Compared to healthy-normal BMI women (Model A), LH levels were 1.93- and 1.71-fold higher in PCOS women of normal weight and high BMI respectively. Likewise, PCOS women of normal weight and high BMI had a 2.26- and 2.01-fold increase in LH levels respectively when compared to healthy women with high BMI (Model B). While LH levels were higher in PCOS women when compared to their healthy non-PCOS counterparts, we observed that a high BMI significantly lowered LH levels amongst high BMI PCOS women when compared to PCOS women of normal weight (Model C, adjusted mean difference − 2.58, 95% CI − 24.83, − 0.34).
Similarly, an increase in BMI did not change FSH levels in healthy women (Model A). PCOS women with high BMI had lower adjusted mean difference in FSH (− 1.62, 95% CI − 2.75, − 0.49) when compared to healthy women of normal weight (Model A). However, no effect of BMI on FSH levels was observed when compared to normal weight PCOS women (Model C). Estradiol was not affected by weight in both healthy (Model A) and PCOS women (Model C).

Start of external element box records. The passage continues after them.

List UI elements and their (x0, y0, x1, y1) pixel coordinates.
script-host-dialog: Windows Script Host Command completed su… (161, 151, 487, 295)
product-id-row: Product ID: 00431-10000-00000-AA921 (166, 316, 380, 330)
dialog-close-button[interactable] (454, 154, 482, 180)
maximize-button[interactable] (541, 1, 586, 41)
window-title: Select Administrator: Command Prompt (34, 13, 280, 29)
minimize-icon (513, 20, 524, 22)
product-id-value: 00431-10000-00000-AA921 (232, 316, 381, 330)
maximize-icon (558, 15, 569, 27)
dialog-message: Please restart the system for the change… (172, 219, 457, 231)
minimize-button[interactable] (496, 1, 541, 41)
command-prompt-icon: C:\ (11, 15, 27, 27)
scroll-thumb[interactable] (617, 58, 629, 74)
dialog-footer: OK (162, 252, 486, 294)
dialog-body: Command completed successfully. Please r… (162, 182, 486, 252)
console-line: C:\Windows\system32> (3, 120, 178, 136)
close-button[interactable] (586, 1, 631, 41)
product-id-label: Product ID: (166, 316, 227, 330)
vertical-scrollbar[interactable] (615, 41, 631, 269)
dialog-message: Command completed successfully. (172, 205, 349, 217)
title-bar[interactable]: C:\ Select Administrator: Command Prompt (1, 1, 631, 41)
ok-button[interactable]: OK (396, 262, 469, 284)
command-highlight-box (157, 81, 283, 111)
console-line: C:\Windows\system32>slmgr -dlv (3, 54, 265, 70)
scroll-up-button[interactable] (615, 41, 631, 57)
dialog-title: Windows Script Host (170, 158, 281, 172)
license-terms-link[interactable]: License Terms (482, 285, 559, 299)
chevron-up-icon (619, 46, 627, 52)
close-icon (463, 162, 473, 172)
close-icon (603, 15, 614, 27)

Effect of BMI on metabolic biomarkers (Table 4)
Unsurprisingly in healthy women (Model A), high BMI worsened HOMA-IR, cholesterol, triglycerides, LDL and HDL levels. High BMI increased HOMA-IR by 1.71-fold (adjusted mean difference 0.68, 95% CI 0.01–1.35) in healthy women (Model A), and by 2.87-fold (adjusted mean difference 1.43, 95% CI 0.48–2.38) in PCOS women (Model C). Although high BMI increased insulin resistance by 1.60-fold in PCOS women when the reference group was healthy women with high BMI (Model B), this increase of 0.80 did not reach statistical significance. Increased BMI was associated with higher HOMA-IR, triglycerides and lower HDL in the PCOS group (Model C).